Each webhook dispatched to your server counts against this limit. Failed webhooks that are retried count each attempt separately.

Telegram notifications per day

PlanDaily Limit
Free100
Pro10,000

Each Telegram notification sent to your linked account counts against this limit.

When daily limits are exceeded

When you hit your daily API call limit, the API returns HTTP 429 with a specific set of headers:

{
  "error": "Daily API call limit exceeded. Upgrade your plan for unlimited access.",
  "limit": 500,
  "plan": "free"
}

Response headers:

X-RateLimit-Limit: 500
X-RateLimit-Remaining: 0
X-RateLimit-Reset: 1740009600
X-RateLimit-Daily: true

The X-RateLimit-Daily: true header distinguishes a daily limit from a burst limit. This is important for your retry logic:

  • Burst limit (X-RateLimit-Daily absent): Wait a few seconds and retry
  • Daily limit (X-RateLimit-Daily: true): Do not retry until after midnight UTC

When the daily webhook limit is exceeded, webhooks are silently dropped (not queued for later). Monitor your usage in the dashboard to avoid missing notifications.

Daily Counter Reset

All daily counters reset at midnight UTC (00:00:00 UTC). The X-RateLimit-Reset header in a daily limit response contains the Unix timestamp of the next midnight UTC.

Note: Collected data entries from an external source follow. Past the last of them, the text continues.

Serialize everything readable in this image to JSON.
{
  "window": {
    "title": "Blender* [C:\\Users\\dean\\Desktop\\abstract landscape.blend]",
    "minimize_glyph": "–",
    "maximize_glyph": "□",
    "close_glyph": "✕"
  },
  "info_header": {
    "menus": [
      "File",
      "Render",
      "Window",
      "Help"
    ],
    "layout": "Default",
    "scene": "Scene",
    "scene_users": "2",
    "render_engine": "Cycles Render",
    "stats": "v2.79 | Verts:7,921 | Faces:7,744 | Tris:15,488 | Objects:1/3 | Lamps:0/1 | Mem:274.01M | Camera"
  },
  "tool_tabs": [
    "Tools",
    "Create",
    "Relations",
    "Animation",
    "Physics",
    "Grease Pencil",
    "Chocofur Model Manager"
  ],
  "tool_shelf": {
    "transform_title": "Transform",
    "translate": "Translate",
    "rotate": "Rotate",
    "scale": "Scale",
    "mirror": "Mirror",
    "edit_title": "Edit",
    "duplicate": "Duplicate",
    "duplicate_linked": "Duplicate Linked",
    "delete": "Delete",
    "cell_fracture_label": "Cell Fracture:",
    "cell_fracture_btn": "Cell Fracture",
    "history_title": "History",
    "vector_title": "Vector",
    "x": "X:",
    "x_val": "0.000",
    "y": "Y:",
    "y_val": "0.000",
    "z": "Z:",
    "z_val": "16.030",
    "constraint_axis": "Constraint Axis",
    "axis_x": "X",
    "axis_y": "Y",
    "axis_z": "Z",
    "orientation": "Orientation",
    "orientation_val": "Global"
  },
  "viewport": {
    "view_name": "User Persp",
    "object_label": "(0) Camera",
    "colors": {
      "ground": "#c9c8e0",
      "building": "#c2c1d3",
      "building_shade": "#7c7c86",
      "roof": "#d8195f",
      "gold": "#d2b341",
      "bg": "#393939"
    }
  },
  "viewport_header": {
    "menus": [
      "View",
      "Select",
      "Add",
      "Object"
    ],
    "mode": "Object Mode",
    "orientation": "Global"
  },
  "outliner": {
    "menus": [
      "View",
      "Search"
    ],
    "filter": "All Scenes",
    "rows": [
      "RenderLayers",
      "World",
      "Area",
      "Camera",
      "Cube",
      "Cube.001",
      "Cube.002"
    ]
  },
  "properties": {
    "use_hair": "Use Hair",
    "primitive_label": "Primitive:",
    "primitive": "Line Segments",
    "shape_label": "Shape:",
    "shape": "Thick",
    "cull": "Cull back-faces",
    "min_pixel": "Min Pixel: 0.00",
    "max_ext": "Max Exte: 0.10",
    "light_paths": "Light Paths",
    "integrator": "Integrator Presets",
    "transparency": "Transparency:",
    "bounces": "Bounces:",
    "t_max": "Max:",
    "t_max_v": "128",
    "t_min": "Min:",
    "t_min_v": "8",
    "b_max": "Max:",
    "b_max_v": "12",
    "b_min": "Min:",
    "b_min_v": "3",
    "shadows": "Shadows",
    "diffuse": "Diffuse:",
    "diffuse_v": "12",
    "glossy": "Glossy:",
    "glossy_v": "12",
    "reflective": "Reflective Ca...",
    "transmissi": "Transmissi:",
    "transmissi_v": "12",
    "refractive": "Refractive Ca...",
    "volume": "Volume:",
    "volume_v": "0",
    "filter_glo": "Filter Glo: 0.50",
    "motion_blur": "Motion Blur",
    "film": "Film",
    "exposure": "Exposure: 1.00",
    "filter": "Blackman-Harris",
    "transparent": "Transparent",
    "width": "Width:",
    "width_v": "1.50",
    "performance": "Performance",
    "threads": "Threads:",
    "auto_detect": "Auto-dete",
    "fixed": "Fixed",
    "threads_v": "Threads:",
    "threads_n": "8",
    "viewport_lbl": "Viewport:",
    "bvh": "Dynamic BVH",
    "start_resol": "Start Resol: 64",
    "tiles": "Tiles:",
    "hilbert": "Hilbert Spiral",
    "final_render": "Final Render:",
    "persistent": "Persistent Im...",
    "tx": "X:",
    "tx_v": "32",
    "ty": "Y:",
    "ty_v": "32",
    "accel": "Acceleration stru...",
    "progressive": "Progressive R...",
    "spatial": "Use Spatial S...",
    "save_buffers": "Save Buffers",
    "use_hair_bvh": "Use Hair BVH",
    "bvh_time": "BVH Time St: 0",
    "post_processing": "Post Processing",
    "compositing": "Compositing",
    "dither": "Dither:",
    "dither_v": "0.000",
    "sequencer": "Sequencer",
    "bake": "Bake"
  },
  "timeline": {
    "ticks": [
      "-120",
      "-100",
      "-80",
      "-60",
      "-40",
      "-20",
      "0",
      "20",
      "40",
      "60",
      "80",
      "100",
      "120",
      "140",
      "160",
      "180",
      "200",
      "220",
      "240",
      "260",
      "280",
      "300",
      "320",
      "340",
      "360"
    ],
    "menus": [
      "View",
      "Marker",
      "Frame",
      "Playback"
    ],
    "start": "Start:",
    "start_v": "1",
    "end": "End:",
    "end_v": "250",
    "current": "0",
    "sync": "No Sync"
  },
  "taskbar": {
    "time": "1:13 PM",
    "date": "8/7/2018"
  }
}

Counters are tracked per user, not per project. If you own three projects, the API calls from all three projects count toward your single daily quota.

Checking Your Remaining Quota

Every API response includes rate limit headers when a limit is approaching:

HeaderDescription
X-RateLimit-LimitMaximum allowed requests for this window
X-RateLimit-RemainingRequests remaining before the limit is hit
X-RateLimit-ResetUnix timestamp (seconds) when the limit resets
X-RateLimit-DailyPresent and set to true only for daily limit responses

You can monitor these headers to implement proactive backoff in your integration. For example, if X-RateLimit-Remaining drops below 10% of X-RateLimit-Limit, slow down your request rate.

Admin Custom Overrides

Account administrators can set custom limits for individual users that override the plan defaults. Custom overrides are set per-field, so an admin can increase your API call limit without changing your webhook limit.

Overridable fields:

  • Maximum projects
  • Maximum wallets
  • API calls per day
  • Webhooks per day
  • Telegram notifications per day

If a custom override is set, it takes precedence over the plan default. If it is removed, the plan default applies again.

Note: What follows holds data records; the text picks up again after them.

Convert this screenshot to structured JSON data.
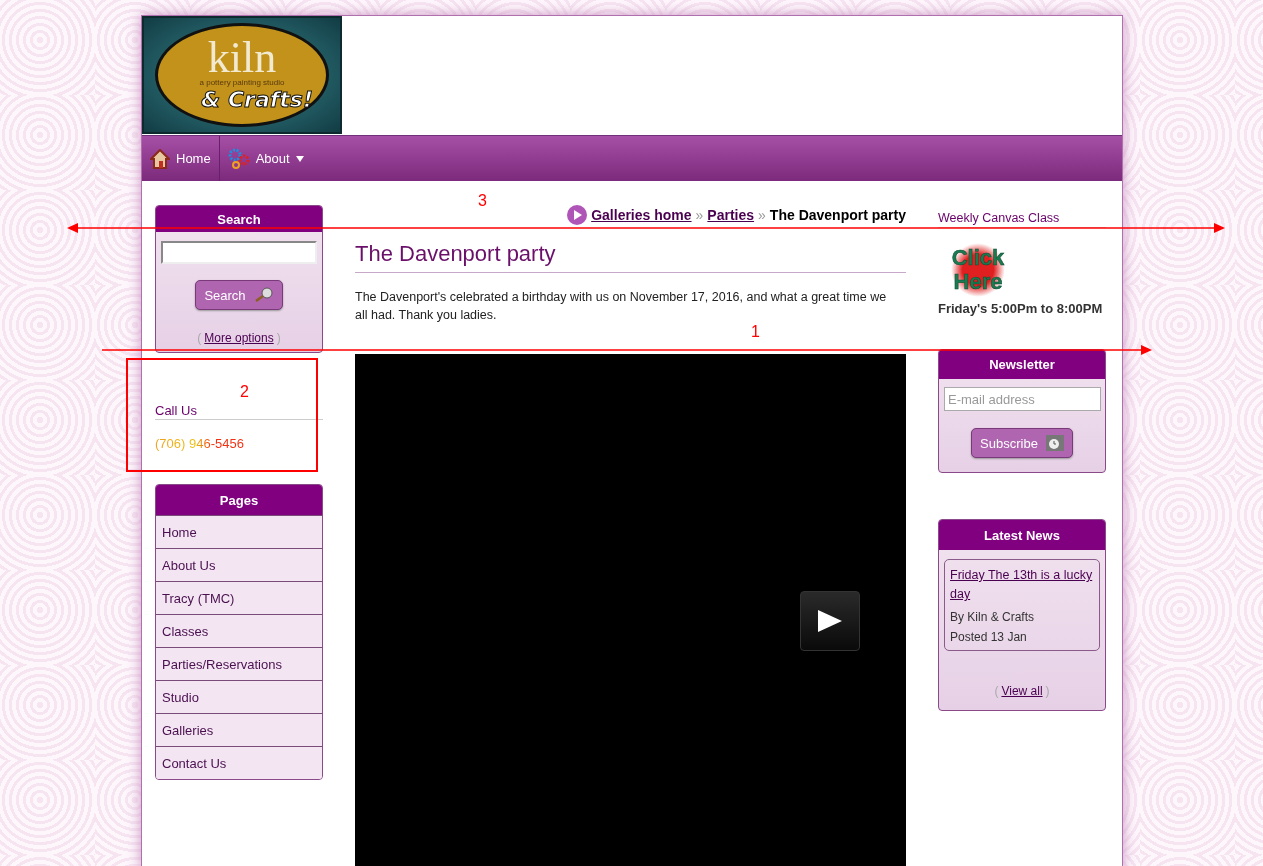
{
  "logo": {
    "title": "kiln",
    "tagline": "a pottery painting studio",
    "subtitle": "& Crafts!"
  },
  "nav": [
    {
      "label": "Home",
      "kind": "house",
      "dropdown": false
    },
    {
      "label": "About",
      "kind": "gears",
      "dropdown": true
    }
  ],
  "search": {
    "title": "Search",
    "button": "Search",
    "more": {
      "open": "(",
      "link": "More options",
      "close": ")"
    }
  },
  "call_us": {
    "title": "Call Us",
    "phone": "(706) 946-5456"
  },
  "pages": {
    "title": "Pages",
    "items": [
      "Home",
      "About Us",
      "Tracy (TMC)",
      "Classes",
      "Parties/Reservations",
      "Studio",
      "Galleries",
      "Contact Us"
    ]
  },
  "breadcrumb": {
    "links": [
      "Galleries home",
      "Parties"
    ],
    "separator": "»",
    "current": "The Davenport party"
  },
  "article": {
    "title": "The Davenport party",
    "body": "The Davenport's celebrated a birthday with us on November 17, 2016, and what a great time we all had. Thank you ladies."
  },
  "canvas_class": {
    "title": "Weekly Canvas Class",
    "image_text": [
      "Click",
      "Here"
    ],
    "schedule": "Friday's 5:00Pm to 8:00PM"
  },
  "newsletter": {
    "title": "Newsletter",
    "placeholder": "E-mail address",
    "button": "Subscribe"
  },
  "news": {
    "title": "Latest News",
    "items": [
      {
        "headline": "Friday The 13th is a lucky day",
        "author": "By Kiln & Crafts",
        "posted": "Posted 13 Jan"
      }
    ],
    "view_all": {
      "open": "(",
      "link": "View all",
      "close": ")"
    }
  },
  "annotations": [
    {
      "kind": "arrow",
      "label": "3"
    },
    {
      "kind": "arrow",
      "label": "1"
    },
    {
      "kind": "box",
      "label": "2"
    }
  ]
}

Custom overrides are visible in the admin panel but not exposed to end users via API. If you need higher limits, contact your account administrator.

Upgrading Your Plan

To increase your limits, upgrade to the Pro plan:

  1. Log in to the dashboard at app.payzcore.com
  2. Navigate to Billing in the sidebar
  3. Select your preferred blockchain (TRC20, BEP20, etc.)
  4. Send the subscription amount in USDT to the displayed address
  5. Your plan upgrades automatically once the payment is confirmed on-chain

Pro plan benefits take effect immediately upon payment confirmation. Daily counters for the current day are not reset — the new higher limit simply replaces the old one.

Best Practices

  1. Cache responses where possible. If you poll GET /api/v1/payments/:id for status, use reasonable intervals (every 30-60 seconds, not every second).

  2. Use webhooks instead of polling. Webhooks notify you when a payment status changes, eliminating the need for constant polling and saving API calls.

  3. Implement exponential backoff. When you receive a 429 response, back off exponentially rather than retrying immediately.

  4. Monitor the X-RateLimit-Remaining header. Proactively reduce request rate when you are approaching the limit.

  5. Use GET /api/v1/config freely. This endpoint is exempt from daily limits, so plugins can call it on every admin page load without concern.

  6. Batch operations where possible. Creating one payment with proper metadata is better than creating multiple test payments.

  7. Separate environments. Use different projects (and API keys) for development and production to avoid development traffic consuming your production quota.